No. And there are two simple reasons. First, more than 150,000 Iraqi people have died since the war began on Jan. 16. While sanctions would have taken a huge toll on Iraq, they still provided for food and medicine to be distributed among the civilians. If Saddam had not pulled out of Kuwait unconditionally within a year and had taken the food for his troops only, a war may have been necessary. We will never know if those Iraqi lives could have been saved.

The second reason is that now, after the glory of a brief war which saw the enemy surrender in droves rather than face a superior army, Americans will be more willing to support military adventurism abroad--especially when the recession ends. The Gulf War was everything the Vietnam War was not--short, relatively casualty-free for Americans and eminently successful. If Vietnam put the U.S. in international doldrums, the Gulf War can only lead to even louder calls for Bush's "next American century."

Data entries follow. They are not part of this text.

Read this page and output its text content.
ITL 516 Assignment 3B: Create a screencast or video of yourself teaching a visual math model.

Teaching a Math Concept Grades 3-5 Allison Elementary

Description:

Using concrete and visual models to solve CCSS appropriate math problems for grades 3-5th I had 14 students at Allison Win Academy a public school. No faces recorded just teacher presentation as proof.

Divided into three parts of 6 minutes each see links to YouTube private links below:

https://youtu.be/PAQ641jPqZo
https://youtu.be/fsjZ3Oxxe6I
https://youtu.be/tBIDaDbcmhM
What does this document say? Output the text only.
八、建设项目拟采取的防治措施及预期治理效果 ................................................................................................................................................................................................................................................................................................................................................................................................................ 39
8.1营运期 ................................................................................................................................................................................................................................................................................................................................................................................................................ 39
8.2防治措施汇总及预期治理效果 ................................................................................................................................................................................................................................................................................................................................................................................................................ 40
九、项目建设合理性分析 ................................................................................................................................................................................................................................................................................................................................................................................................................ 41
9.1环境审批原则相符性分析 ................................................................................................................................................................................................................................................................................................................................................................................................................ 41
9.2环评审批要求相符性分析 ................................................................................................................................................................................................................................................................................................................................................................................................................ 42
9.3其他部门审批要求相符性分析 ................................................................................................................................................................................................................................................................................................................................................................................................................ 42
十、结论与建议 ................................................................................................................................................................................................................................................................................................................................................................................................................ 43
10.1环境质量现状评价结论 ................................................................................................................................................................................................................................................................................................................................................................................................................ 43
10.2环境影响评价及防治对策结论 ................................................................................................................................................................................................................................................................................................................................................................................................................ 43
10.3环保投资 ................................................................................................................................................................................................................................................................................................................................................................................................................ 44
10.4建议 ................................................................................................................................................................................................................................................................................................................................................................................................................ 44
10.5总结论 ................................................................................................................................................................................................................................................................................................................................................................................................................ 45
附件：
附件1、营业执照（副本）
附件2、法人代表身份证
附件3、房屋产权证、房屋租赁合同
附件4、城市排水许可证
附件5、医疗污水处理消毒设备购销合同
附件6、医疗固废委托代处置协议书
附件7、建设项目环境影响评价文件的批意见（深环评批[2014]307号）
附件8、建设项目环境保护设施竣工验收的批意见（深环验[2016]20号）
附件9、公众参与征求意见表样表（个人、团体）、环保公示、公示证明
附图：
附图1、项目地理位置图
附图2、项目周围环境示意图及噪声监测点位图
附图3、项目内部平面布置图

Basking in the success of the war, hawks point out that they were right all along about Bush's no-holds-barred war policy. But Bush must have known something we did not. Any careful analysis of the military, economic and displomatic setting would have led to one conclusion--Bush should not have gone to war--not in the air or on land. Those who opposed the war were right to be wrong about its consequences.

...but I was right to be wrong. Bush must have held out on us.